Историческая физика: "Ma non me n'accorgo"

Историческая физика: "Ma non me n'accorgo"
Историческая физика: "Ma non me n'accorgo"

Ma non me n'accorgo

Важные идеи иногда можно найти в самых странных уголках. Это показывает: самый известный поэт Италии Данте Алигьери не только написал шедевр с «Божественной комедией», но и заложил основы классической механики. Однако Галилей пожинал славу за это триста лет спустя, когда он выразил это словами для науки. На полпути человеческой жизни / Я заблудился в темном лесу / Потому что я свернул с прямого пути. / Как трудно сказать об этом лесу / Как он был дик, груб, густ, полон страха и нужды; / Даже эта мысль возобновляет мой трепет. / Даже смерть лишь немногим горше; / Но чтобы рассказать о спасении, которое я нашел там, / Я говорю, что еще было там видеть.

Так звучит начало путешествия в ад - в прямом смысле этого слова, описанное Данте Алигьери (1265-1321). В его «Божественной комедии» описывается, как безобидная прогулка по лесу в пасхальную неделю 1300 года превращается в ужасающее видение: ведомый своим давно умершим римским коллегой и Вергилием, почитаемым в средневековье магом, Данте спускается все глубже и глубже. в девять кругов Ада, который тянется, как воронка, внутрь земли. Очистившись в чистилище, ему позволено шаг за шагом подниматься в более приятные сферы. В конце даже есть райский счастливый конец с его вечно обожаемой великой любовью Беатриче, которая слишком рано умерла для общего счастья в жизни. Кому нравится заканчивать мрачно.

Поистине стоящее чтение для всех. И особенно для физиков - это уже знал Галилео Галилей. Ученый воспользовался подробными описаниями инфернального местонахождения своего соотечественника, чтобы точно рассчитать диаметр восьмого круга ада: 35 итальянских миль или эквивалент примерно шестидесяти километров, по словам Галилея, измерял воронку в поперечнике на такой глубине. Всегда хорошо знать, чего ожидать.

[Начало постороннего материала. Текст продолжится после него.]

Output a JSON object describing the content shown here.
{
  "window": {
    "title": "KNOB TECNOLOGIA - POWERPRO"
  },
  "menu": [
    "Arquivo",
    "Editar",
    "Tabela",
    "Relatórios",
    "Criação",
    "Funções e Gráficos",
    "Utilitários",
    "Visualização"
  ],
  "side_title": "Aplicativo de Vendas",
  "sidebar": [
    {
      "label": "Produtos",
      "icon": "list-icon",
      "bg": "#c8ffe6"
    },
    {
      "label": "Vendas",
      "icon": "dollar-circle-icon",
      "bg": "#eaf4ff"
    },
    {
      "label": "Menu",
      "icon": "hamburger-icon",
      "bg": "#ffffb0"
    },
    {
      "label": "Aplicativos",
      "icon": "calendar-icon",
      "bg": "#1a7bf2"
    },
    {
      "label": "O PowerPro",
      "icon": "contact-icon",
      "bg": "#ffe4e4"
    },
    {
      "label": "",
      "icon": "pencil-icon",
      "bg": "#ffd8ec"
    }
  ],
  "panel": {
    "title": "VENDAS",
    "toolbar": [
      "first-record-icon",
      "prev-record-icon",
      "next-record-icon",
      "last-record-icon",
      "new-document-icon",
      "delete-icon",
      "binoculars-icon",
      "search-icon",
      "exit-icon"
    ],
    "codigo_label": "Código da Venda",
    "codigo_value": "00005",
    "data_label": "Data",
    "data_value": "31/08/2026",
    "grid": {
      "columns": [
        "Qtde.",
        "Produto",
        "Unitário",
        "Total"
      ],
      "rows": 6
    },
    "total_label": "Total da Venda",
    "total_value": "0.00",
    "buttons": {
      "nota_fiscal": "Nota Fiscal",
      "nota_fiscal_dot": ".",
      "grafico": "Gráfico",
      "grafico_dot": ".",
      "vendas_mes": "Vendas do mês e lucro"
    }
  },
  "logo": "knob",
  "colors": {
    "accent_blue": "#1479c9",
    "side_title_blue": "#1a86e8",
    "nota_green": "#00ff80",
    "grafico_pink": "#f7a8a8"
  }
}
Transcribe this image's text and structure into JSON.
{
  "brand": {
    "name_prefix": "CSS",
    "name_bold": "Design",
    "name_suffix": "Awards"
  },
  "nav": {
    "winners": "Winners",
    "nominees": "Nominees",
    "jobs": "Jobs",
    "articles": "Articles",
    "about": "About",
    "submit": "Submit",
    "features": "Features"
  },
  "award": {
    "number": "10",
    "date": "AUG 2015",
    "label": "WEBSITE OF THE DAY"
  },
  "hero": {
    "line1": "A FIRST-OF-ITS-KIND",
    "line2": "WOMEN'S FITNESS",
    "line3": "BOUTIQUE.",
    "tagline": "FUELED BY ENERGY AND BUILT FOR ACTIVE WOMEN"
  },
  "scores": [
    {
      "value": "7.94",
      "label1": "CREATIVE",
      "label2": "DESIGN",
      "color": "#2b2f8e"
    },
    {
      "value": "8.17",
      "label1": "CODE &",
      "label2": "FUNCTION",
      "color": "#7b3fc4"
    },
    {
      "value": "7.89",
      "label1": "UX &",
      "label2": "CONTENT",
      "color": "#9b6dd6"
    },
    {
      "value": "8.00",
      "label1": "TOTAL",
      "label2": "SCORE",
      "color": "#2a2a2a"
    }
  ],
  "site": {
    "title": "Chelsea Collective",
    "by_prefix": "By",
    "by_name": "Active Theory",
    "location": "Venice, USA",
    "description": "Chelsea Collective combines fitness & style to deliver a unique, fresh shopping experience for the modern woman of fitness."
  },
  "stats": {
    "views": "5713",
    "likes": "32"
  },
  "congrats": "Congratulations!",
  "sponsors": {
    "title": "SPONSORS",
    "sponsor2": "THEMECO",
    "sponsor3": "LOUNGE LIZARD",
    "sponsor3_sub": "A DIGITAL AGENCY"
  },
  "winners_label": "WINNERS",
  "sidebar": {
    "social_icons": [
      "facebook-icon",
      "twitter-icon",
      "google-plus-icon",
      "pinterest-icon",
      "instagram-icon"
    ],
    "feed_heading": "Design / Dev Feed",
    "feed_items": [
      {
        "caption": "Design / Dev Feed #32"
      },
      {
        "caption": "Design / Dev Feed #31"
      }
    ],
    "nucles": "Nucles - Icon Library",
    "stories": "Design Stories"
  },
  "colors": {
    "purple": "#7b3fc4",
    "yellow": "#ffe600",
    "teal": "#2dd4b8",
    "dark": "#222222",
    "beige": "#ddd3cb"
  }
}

Но нет никаких указаний на то, что он более внимательно посвятил бы себя предыдущему спуску поэта с седьмого на восьмой уровень. И именно здесь обнаруживается отчетливая физическая жилка Данте, о которой, может быть, и не подозревал сам поэт. Как? Что ж, в то время как Данте и Вергилий смогли завершить свое предыдущее путешествие пешком или на лодке, крутой обрыв означает, что теперь им придется полагаться на Гериона - летающего дракона. Уникальный опыт, который Данте, как обычно, выражает словами:

Как и я, ничего не видя, кроме зверя одного, / И окруженный со всех сторон бесплодным воздухом, / Где свет никогда ярко не сиял. / Что мы качались вниз медленно-медленно, / В дугообразном полете я заметил только, когда дуло / Воздух снизу на лоб и щеки.

Узнали? Может быть, не сразу - может быть, оригинал делает это яснее: «Ma non me n'accorgo», - пишет Данте, - он не замечает, что движется, только ветер снизу подсказывает ему медленный спуск его птеродактиля. Для Леонардо Риччи из Университета Тренто сразу стало ясно: это первое доказательство принципа относительности или инвариантности Галилея, научным описанием которого физик триста лет спустя закрепил краеугольный камень классической механики. Или, другими словами: если нет никакого ориентира и движение очень, очень медленное, мы можем думать, что находимся в покое.

Разве Галилей не заметил? Или не хотел? Однако Данте не появляется, когда он описывает свою концепцию в 1632 году, основанную на опыте во время путешествия. Вполне понятно, ведь некоторые пассажиры и здесь задают себе вопрос по незнанию: "Я вообще двигаюсь?" - эффект, который знают все.

В любом случае Риччи убежден, что Данте вставил это предложение не случайно. Вообще вся сцена рассчитана исключительно на описание этого полета, а скудное использование образных выражений призвано облегчить фактоориентированную, физическую интерпретацию текста. Однако Данте не развивает идею о том, что отсутствие системы отсчета мешает отличить медленные движения от состояния покоя. Его современники, вероятно, тоже не поняли бы его, так как их восприятие природы и ее сил формировалось еще древними представлениями.

Только с Галилеем пришло время для фундаментального изменения в восприятии пространства и времени и, следовательно, также для его основных законов движения, которые можно найти в работах Ньютона и в теориях относительности Эйнштейна. Однако принципиально иное мировоззрение, господствующее сегодня, должно было еще немного подождать - совсем не считая реабилитации гениального физика Римско-католической церковью.